Rapid growth in the past likely contributed to asset quality stress. The persistently strong credit growth, including in newer areas of retail lending, could present new asset quality issues in the event of slower economic growth.

Any deterioration could be exacerbated by the system’s relatively thin loss-absorption buffers, including low capitalisation and profitability, albeit we expect the latter to continue to improve in 2019. The banks need to raise additional capital to meet higher regulatory thresholds, which will add to funding costs. In the meantime, the banks’ stable funding and liquidity profiles remain stable thanks to the macroeconomic environment.

What is the outlook of Việt Nam’s banking system in 2019 and in the next few years?

We expect Việt Nam’s strong economic growth to be sustained in 2019-2020. We see the banks maintaining their momentum in terms of profitability in 2019, aided in part by low credit costs and rapid growth in the higher-yielding retail loans. However, the latter could give rise to future asset quality problems in the event of a slowdown in the economy. In that regard, the US-China trade war poses uncertainties in terms of global and regional growth prospects.

What measures should be taken to ensure the banking system's success in 2019 and in the coming years?

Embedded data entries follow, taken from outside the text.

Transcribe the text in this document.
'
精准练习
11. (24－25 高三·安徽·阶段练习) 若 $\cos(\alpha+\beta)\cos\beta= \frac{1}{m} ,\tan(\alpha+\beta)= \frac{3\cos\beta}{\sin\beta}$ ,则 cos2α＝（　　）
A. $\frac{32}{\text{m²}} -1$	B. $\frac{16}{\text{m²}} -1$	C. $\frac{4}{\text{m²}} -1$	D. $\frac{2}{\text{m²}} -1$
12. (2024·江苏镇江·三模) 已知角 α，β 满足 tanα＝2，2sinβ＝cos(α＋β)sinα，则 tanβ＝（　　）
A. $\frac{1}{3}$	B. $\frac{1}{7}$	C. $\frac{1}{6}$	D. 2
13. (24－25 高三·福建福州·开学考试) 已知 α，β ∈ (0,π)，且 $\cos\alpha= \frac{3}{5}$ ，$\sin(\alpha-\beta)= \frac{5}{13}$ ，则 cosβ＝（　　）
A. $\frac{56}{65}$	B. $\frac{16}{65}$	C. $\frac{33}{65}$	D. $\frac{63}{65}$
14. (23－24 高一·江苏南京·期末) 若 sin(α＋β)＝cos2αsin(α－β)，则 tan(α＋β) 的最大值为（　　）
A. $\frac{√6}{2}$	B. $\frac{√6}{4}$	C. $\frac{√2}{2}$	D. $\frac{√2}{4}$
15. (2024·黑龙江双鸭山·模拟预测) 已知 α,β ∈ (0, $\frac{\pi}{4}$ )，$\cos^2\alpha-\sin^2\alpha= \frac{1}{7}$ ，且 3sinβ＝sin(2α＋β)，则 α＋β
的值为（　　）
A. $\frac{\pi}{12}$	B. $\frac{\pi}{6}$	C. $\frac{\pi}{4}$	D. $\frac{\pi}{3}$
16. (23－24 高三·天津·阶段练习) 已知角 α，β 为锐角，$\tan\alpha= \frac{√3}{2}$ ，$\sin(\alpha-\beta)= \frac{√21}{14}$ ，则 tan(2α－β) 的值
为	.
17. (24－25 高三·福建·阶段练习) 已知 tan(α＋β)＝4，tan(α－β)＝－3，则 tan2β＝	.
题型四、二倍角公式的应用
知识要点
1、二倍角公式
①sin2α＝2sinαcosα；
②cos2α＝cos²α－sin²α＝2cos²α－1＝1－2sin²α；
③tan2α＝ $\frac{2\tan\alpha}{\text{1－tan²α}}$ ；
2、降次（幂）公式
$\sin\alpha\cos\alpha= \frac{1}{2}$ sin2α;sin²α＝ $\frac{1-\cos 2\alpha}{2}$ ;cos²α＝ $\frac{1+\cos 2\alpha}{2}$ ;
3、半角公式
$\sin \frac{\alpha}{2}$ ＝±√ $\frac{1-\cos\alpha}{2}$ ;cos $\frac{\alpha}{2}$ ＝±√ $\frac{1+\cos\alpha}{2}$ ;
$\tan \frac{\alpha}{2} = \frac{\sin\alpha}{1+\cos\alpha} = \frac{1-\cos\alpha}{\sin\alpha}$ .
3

Fitch does not provide advice or recommendations when it comes to matters such as reforms. However, the lack of depth in local capital markets has increased concentration of credit and risk on the banking system, which has weighed on their credit profiles. Similarly, limits in terms of foreign ownership have not only hindered capital raising, but the development of the industry, including the strengthening of banks’ risk management and corporate governance frameworks.

These issues have potentially been exacerbated by the slow pace of industry consolidation to weed out the weakest banks.While there have been improvements in the regulatory regime, the overall framework lags global standards.